Last night, for the first time in a while, I looked in the mirror and stood there staring at myself. I said “You are beautiful, I love your hair. You have a radiant smile, you are SO pretty. Your skin color, your eyes, your natural glow is gorgeous. You are fearfully and wonderfully made.”

I am thankful I did that. I have a history of sexual abuse. My friend knows this and we had talked about it again earlier in the day. I have PTSD. When I have panic attacks it feels like someone is physically molesting me.

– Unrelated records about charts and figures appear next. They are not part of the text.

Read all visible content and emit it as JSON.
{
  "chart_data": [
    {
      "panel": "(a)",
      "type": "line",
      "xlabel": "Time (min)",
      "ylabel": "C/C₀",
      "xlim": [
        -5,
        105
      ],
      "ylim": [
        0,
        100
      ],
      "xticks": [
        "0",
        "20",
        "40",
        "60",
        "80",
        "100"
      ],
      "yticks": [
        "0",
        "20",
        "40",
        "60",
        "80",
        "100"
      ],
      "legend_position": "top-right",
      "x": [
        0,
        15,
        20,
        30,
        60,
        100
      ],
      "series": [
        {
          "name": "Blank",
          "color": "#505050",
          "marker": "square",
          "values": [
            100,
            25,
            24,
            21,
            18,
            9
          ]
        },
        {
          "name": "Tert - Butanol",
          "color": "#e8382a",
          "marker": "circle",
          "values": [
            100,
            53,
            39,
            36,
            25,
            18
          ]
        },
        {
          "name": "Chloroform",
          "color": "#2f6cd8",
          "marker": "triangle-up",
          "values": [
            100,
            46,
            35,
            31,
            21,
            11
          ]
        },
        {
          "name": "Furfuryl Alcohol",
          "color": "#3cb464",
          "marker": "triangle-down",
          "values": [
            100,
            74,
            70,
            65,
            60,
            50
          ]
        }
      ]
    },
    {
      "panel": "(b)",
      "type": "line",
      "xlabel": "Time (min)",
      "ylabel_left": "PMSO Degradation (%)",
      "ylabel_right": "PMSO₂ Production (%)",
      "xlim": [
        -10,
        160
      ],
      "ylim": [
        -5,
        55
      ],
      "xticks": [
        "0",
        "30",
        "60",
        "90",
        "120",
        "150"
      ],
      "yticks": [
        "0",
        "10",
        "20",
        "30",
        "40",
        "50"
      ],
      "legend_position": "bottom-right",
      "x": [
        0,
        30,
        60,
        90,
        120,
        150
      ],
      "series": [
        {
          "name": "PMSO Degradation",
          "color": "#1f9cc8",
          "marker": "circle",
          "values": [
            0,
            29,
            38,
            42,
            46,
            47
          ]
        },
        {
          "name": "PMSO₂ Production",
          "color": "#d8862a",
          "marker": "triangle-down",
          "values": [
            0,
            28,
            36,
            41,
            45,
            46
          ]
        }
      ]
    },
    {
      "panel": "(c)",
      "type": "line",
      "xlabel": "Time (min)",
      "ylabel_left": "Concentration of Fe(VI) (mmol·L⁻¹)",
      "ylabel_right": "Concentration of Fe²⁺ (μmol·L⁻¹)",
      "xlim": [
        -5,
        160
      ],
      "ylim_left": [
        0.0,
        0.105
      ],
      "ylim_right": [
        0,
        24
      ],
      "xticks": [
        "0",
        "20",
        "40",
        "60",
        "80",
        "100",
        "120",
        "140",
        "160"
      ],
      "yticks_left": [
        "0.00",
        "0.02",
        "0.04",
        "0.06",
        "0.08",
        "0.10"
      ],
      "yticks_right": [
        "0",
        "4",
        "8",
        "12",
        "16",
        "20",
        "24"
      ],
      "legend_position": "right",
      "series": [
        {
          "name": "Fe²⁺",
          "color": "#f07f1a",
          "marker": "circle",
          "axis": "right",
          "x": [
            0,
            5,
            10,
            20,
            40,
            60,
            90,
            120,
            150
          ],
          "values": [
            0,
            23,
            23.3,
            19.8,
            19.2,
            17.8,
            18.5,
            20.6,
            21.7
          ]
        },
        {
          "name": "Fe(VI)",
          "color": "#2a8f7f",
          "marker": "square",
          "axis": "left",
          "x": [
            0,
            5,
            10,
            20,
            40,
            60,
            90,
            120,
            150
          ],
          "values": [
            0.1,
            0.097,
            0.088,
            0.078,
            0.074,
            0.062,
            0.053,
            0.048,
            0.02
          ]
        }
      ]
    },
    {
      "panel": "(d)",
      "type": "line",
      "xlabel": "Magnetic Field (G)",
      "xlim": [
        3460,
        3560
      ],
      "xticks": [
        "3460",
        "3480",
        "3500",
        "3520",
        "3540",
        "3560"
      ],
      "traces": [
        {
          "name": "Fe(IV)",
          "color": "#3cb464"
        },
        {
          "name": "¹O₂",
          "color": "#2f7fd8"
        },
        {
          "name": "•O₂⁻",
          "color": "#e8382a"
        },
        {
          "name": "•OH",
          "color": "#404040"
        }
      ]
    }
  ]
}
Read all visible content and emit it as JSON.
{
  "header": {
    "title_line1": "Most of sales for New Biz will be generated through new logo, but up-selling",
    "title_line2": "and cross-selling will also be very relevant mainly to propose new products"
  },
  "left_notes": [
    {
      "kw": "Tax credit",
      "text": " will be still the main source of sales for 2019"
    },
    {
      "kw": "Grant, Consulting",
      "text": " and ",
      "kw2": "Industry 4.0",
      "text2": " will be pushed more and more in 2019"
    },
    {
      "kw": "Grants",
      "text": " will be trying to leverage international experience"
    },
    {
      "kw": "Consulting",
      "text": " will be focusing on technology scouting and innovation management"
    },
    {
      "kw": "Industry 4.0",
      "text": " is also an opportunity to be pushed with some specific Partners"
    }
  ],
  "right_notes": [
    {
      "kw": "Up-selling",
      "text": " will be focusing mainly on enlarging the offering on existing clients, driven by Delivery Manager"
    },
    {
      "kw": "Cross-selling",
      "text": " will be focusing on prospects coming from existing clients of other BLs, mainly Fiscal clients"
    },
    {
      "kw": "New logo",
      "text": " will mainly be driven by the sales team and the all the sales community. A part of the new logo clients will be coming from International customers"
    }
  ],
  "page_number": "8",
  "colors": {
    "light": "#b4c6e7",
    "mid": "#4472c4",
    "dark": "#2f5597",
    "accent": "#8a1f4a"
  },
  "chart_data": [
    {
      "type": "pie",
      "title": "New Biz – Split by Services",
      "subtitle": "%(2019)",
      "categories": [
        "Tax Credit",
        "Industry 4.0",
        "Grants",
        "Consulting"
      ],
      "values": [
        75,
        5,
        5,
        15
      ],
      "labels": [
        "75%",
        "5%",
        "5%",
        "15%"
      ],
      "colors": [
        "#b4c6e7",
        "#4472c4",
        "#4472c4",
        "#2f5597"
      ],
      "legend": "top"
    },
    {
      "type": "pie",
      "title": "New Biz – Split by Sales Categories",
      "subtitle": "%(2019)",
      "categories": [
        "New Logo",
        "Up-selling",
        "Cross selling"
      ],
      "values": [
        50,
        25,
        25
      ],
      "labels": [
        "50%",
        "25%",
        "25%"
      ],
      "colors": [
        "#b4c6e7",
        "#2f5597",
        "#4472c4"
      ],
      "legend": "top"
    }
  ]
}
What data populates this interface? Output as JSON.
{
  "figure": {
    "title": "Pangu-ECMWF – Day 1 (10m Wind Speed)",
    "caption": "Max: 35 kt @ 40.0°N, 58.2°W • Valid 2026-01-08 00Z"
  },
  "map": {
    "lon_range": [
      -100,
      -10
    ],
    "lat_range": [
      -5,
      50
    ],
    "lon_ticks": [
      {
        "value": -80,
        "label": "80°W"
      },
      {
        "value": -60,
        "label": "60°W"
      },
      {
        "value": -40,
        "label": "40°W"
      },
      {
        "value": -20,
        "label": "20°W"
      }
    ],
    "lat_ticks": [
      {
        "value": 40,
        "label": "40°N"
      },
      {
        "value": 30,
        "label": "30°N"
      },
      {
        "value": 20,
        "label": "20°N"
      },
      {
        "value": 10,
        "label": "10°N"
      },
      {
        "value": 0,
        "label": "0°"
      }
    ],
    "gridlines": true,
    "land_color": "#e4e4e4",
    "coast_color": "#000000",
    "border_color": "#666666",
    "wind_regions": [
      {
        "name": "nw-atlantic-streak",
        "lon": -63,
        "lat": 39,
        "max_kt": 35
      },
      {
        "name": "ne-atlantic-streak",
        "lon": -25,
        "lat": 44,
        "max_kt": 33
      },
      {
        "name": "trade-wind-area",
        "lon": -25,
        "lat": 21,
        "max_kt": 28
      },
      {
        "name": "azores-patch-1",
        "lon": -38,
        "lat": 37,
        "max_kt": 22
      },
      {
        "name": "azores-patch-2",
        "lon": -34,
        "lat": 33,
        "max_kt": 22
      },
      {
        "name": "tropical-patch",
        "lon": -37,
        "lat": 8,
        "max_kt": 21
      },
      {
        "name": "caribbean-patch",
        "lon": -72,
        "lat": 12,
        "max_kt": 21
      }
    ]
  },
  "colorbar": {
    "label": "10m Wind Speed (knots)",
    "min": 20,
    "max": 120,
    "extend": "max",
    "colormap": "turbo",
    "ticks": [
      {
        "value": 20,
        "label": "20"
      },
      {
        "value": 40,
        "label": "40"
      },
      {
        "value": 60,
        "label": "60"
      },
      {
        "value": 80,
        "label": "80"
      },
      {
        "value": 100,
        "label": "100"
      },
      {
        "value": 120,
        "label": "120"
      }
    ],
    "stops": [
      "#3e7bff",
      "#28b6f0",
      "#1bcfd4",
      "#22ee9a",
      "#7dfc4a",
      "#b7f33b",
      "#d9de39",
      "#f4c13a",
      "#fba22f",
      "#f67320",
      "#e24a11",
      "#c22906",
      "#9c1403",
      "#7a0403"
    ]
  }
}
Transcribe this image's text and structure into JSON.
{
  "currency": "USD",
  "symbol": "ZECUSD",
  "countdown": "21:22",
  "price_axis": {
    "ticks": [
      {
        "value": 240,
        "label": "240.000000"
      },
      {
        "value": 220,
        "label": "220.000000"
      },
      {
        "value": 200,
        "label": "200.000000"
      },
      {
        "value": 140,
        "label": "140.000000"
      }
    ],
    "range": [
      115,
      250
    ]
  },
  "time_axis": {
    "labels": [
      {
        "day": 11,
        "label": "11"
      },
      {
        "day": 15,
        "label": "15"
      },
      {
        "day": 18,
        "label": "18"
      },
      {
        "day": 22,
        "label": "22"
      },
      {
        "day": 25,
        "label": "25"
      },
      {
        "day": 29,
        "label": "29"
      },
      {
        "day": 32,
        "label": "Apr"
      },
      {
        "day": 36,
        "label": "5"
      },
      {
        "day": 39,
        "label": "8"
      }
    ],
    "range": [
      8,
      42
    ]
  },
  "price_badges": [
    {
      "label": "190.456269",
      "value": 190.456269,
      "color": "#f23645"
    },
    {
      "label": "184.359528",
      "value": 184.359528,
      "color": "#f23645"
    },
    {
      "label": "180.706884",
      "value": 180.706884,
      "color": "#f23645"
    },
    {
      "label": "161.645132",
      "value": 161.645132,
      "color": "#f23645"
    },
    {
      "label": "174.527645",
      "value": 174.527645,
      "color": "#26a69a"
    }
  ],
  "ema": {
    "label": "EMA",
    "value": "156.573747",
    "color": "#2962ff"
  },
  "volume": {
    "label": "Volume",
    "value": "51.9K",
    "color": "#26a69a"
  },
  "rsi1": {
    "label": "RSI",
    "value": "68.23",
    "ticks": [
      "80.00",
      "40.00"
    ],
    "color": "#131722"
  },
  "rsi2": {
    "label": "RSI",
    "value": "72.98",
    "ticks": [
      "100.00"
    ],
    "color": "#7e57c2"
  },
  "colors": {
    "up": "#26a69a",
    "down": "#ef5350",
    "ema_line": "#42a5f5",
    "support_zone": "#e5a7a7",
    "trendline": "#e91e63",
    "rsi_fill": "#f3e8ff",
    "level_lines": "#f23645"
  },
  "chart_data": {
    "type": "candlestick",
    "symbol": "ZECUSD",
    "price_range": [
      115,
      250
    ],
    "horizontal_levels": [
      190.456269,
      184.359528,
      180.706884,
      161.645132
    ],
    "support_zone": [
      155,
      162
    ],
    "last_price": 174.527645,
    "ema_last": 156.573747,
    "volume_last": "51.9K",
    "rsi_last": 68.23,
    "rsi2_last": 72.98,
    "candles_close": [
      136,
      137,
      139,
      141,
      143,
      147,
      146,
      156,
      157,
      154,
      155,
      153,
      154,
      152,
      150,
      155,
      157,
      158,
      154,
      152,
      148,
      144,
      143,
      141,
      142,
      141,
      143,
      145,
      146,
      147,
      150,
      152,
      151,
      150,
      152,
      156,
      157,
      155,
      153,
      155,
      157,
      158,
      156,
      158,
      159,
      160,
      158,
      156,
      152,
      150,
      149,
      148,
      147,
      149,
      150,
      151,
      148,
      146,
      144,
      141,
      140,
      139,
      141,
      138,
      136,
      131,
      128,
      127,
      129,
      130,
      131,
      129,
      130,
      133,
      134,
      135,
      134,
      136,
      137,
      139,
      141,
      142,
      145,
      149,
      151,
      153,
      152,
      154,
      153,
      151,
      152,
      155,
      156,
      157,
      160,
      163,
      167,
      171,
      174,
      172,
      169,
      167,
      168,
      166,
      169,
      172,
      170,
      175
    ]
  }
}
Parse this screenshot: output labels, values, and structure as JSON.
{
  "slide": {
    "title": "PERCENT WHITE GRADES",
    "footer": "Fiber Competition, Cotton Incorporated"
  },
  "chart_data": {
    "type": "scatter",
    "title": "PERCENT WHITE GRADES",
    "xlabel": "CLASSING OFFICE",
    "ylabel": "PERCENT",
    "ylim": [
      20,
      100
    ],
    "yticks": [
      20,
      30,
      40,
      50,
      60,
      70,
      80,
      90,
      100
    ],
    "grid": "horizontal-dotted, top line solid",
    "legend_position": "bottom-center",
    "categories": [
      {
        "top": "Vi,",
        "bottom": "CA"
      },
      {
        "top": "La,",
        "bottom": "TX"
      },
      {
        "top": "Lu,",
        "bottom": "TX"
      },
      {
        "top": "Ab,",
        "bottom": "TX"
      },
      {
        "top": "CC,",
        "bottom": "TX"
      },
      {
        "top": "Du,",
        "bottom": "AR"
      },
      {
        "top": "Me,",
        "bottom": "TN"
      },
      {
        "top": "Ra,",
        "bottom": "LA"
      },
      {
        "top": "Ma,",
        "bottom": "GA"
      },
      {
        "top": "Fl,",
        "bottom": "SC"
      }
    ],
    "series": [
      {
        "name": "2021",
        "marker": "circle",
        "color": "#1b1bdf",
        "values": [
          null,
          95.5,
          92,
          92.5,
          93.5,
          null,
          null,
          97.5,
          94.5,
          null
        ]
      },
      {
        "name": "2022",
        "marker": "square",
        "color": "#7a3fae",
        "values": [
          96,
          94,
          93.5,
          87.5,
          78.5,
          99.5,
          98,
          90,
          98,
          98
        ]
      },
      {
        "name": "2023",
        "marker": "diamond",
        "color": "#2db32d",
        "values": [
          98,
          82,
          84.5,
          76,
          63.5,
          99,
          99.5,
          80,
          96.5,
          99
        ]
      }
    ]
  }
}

I met up with this friend of 10 years and a girl he thought I would get along with. We drank, and I haven’t drank in a long time so it hit me pretty hard. We all went home to his house and started watching a movie. When we were kids he would put his arm around me, but it was a friendly gesture, not a sexual one. I felt safe and comfortable. I start to doze off when I feel a hand grab mine and put it on his penis. I was shocked. It was the girl. The girl tried to motion me to grab him again and again. I moved my hand quickly off of him and was so tired and drunk that I fell back asleep. I woke up to her voice saying “she’s really drunk, have you taken her bra off yet?” He started to try and I woke up and said “no this is not a good idea” that was all that could come out of my mouth. I knocked out again; she kept trying to grab me and tell him what to do to me. He didn’t persist and starting having sex with her next to me. I woke up and thought “either I am going to get raped again tonight by my best friend or I need to get the fuck out of here”. I got up and said “you guys are too fucking much; if you’re even a remotely decent human you will walk me the fuck out.” He did. I yelled at him. I told him he hit an all time fucking low, I reminded him of my PTSD, and how we had talked about it hours before. I realized he is much more of a broken human being than I had imagined and the people he surrounds himself with are just as shitty. I prayed for him. I told him god wants to make him new, but he needs to give up this life of corruption. I said I’m not going to stay here and be abused by the one person who I thought understood me. It was 4AM, I called my friend and said I’m drunk and alone and I need a safe place to stay.

I am fearfully and wonderfully made, says the Lord. I am fearfully and wonderfully made.